The ma?tre d’h?tel had her coat waiting. “I’ll take it,” Jeremy said, and he even did up the buttons for her. When he was finished, he bent his head to kiss her cheek, right by her ear, and his breath was ticklish and smelled faintly of the chocolate sauce from his profiteroles.
“You’ll be all right to get home?” he asked as they walked out to the pavement and the cab that seemed to be waiting just for her.
“I will.”
“I just realized—we haven’t arranged for another evening, and now there isn’t time. Will you ring me tomorrow? I’ll be home by half six. Do say you will.”
“I will. Thank you for a lovely evening.”
“You are most welcome.” He leaned in and kissed her cheek again, and then she got in the cab, and only once it had turned the corner did she ask the driver to drop her off at the nearest Underground station.
THE NEXT MORNING she was still feeling rather dreamy. Miriam had already been in bed when she’d arrived home, so they discussed the meal itself over breakfast—simply remembering the oysters was enough to put Ann off her porridge—and she shared the unsettling experience of meeting someone who was wearing a frock she’d helped to make.
Having sent the princess’s gown, or rather its constituent pieces, next door to the sewing workroom the week before, they were now concentrating on the fifteen-foot train. She and Miriam were positioned at the very end of the frame, directly opposite one another, as that was where the most important elements of the design were focused.
Within five minutes of sitting down she was lost in her work, oblivious to the chatter of the other girls at the frame, and only when Miss Duley came into the workroom at half-past nine did Ann look up.

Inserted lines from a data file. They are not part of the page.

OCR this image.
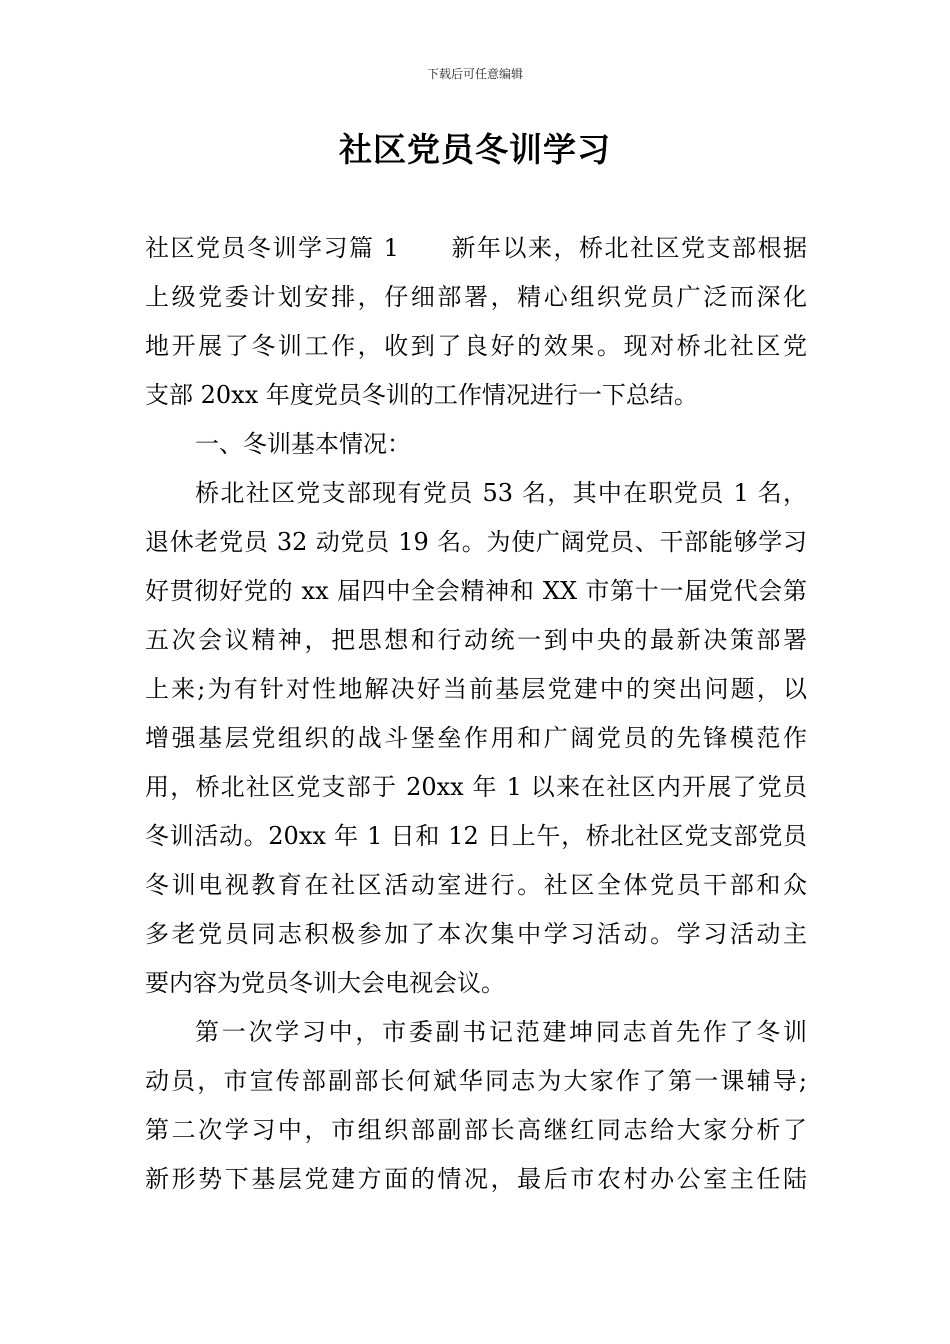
下载后可任意编辑
社区党员冬训学习
社区党员冬训学习篇 1　　新年以来，桥北社区党支部根据
上级党委计划安排，仔细部署，精心组织党员广泛而深化
地开展了冬训工作，收到了良好的效果。现对桥北社区党
支部 20xx 年度党员冬训的工作情况进行一下总结。
一、冬训基本情况：
桥北社区党支部现有党员 53 名，其中在职党员 1 名，
退休老党员 32 动党员 19 名。为使广阔党员、干部能够学习
好贯彻好党的 xx 届四中全会精神和 XX 市第十一届党代会第
五次会议精神，把思想和行动统一到中央的最新决策部署
上来;为有针对性地解决好当前基层党建中的突出问题，以
增强基层党组织的战斗堡垒作用和广阔党员的先锋模范作
用，桥北社区党支部于 20xx 年 1 以来在社区内开展了党员
冬训活动。20xx 年 1 日和 12 日上午，桥北社区党支部党员
冬训电视教育在社区活动室进行。社区全体党员干部和众
多老党员同志积极参加了本次集中学习活动。学习活动主
要内容为党员冬训大会电视会议。
第一次学习中，市委副书记范建坤同志首先作了冬训
动员，市宣传部副部长何斌华同志为大家作了第一课辅导;
第二次学习中，市组织部副部长高继红同志给大家分析了
新形势下基层党建方面的情况，最后市农村办公室主任陆
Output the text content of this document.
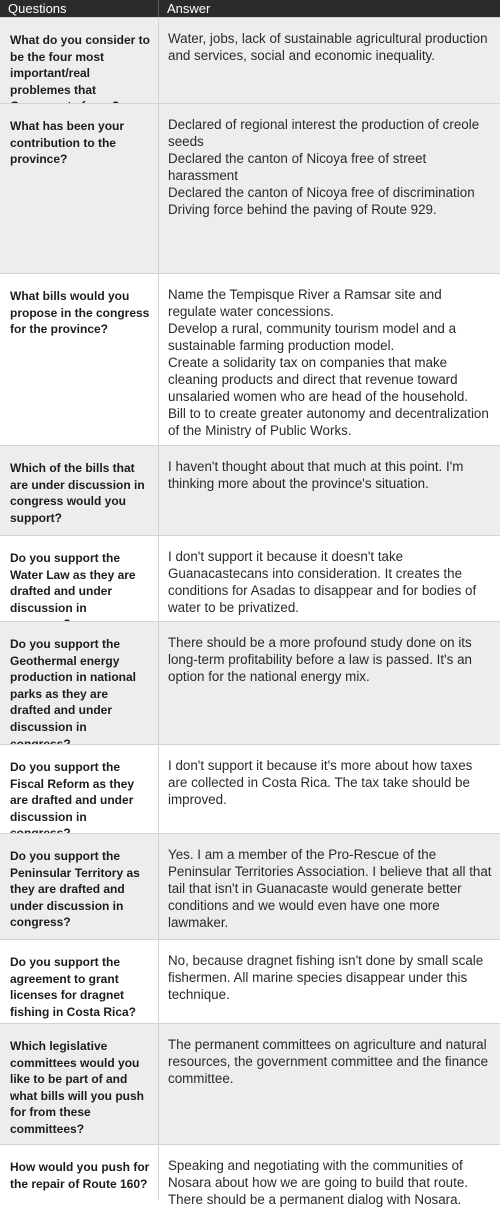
Questions	Answer
What do you consider to be the four most important/real problemes that
Water, jobs, lack of sustainable agricultural production and services, social and economic inequality.
What has been your contribution to the province?
Declared of regional interest the production of creole seeds
Declared the canton of Nicoya free of street harassment
Declared the canton of Nicoya free of discrimination
Driving force behind the paving of Route 929.
What bills would you propose in the congress for the province?
Name the Tempisque River a Ramsar site and regulate water concessions.
Develop a rural, community tourism model and a sustainable farming production model.
Create a solidarity tax on companies that make cleaning products and direct that revenue toward unsalaried women who are head of the household.
Bill to to create greater autonomy and decentralization of the Ministry of Public Works.
Which of the bills that are under discussion in congress would you support?
I haven't thought about that much at this point. I'm thinking more about the province's situation.
Do you support the Water Law as they are drafted and under discussion in
I don't support it because it doesn't take Guanacastecans into consideration. It creates the conditions for Asadas to disappear and for bodies of water to be privatized.
Do you support the Geothermal energy production in national parks as they are drafted and under discussion in
There should be a more profound study done on its long-term profitability before a law is passed. It's an option for the national energy mix.
Do you support the Fiscal Reform as they are drafted and under discussion in
I don't support it because it's more about how taxes are collected in Costa Rica. The tax take should be improved.
Do you support the Peninsular Territory as they are drafted and under discussion in congress?
Yes. I am a member of the Pro-Rescue of the Peninsular Territories Association. I believe that all that tail that isn't in Guanacaste would generate better conditions and we would even have one more lawmaker.
Do you support the agreement to grant licenses for dragnet fishing in Costa Rica?
No, because dragnet fishing isn't done by small scale fishermen. All marine species disappear under this technique.
Which legislative committees would you like to be part of and what bills will you push for from these committees?
The permanent committees on agriculture and natural resources, the government committee and the finance committee.
How would you push for the repair of Route 160?
Speaking and negotiating with the communities of Nosara about how we are going to build that route. There should be a permanent dialog with Nosara.
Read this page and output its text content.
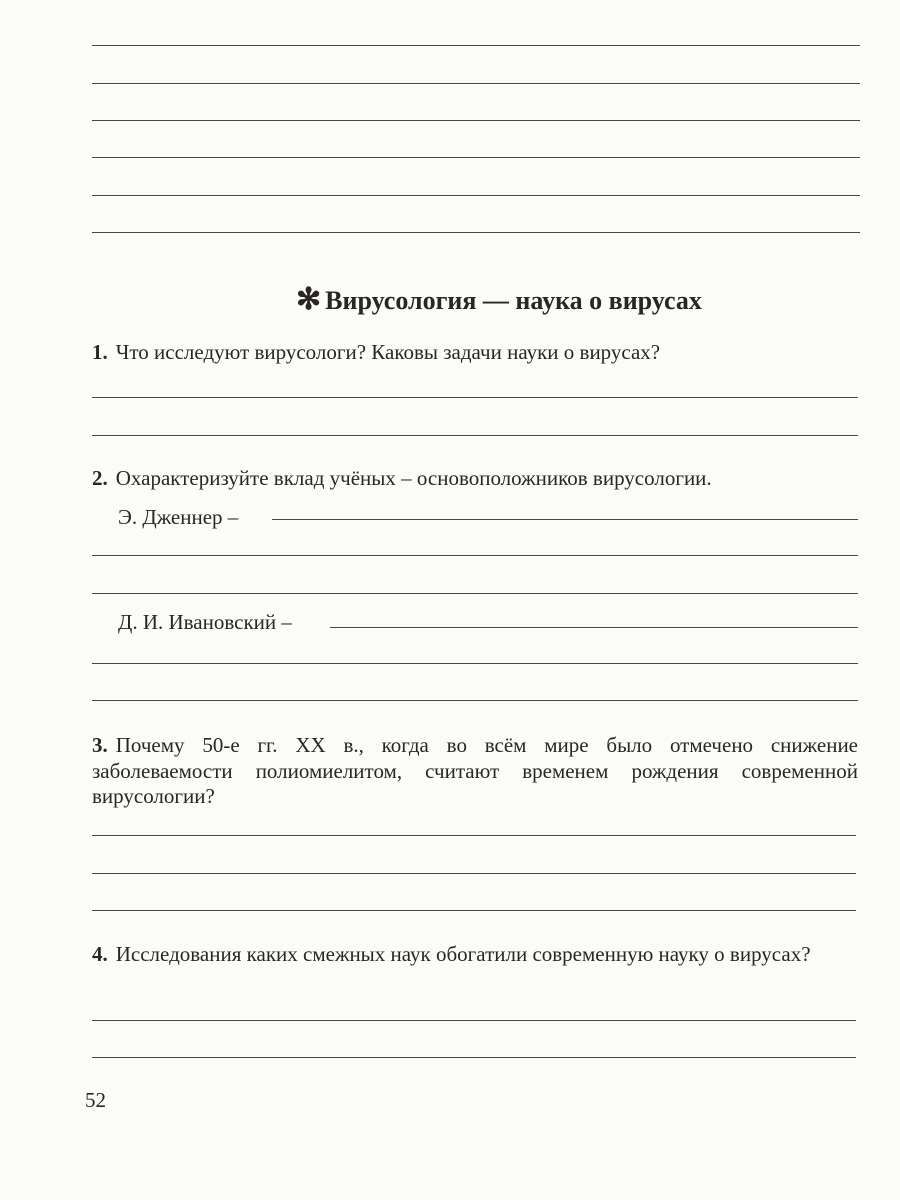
✻ Вирусология — наука о вирусах
1. Что исследуют вирусологи? Каковы задачи науки о вирусах?
2. Охарактеризуйте вклад учёных – основоположников вирусологии.
Э. Дженнер –
Д. И. Ивановский –
3. Почему 50-е гг. XX в., когда во всём мире было отмечено снижение заболеваемости полиомиелитом, считают временем рождения современной вирусологии?
4. Исследования каких смежных наук обогатили современную науку о вирусах?
52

“Have you been running?” she asked, for Miss Duley’s face was flushed, her hair was slipping out of its neat knot, and she was having difficulty catching her breath.
“Yes,” Miss Duley gasped. “Only found out now.”
Ann rushed over and took the older woman by the arm. “Come here and sit down. Take a deep breath. Good. And another. Now tell me what’s wrong.”
“Queen. Afternoon. Here.”
“The queen is coming here for a fitting?” It didn’t make sense. The queen and princesses never came to Bruton Street. Mr. Hartnell and Mam’selle always went to them.
“No. To see the gown. Queen, Princess Elizabeth. Margaret, too. Queen Mary, Duchess of Gloucester.” Poor Miss Duley still couldn’t catch her breath.
“Just to see the gown?” Ann repeated.
“Yes. They want to visit the workrooms. But the state of this place . . . what’ll we do?”
Ann didn’t have to look around to know what was distressing Miss Duley. The workroom was a shambles. It was clean and orderly where it counted, which at that moment was the great, long frame that held the princess’s train, but everywhere else was a disaster.
“Mr. Hartnell will have a fit if he sees it like this,” Miss Duley went on. “And what will the queen say?”
“She won’t see it like this. We’ll tidy it now,” Ann promised. “If we all work together it’ll be done in no time.”
“Where’ll we put everything?” Miss Duley waved a hand at the stacks of empty tambour frames, messily folded lengths of fabric, overflowing boxes of trim, and unraveling spools of ribbon that had colonized the fringes of the workroom.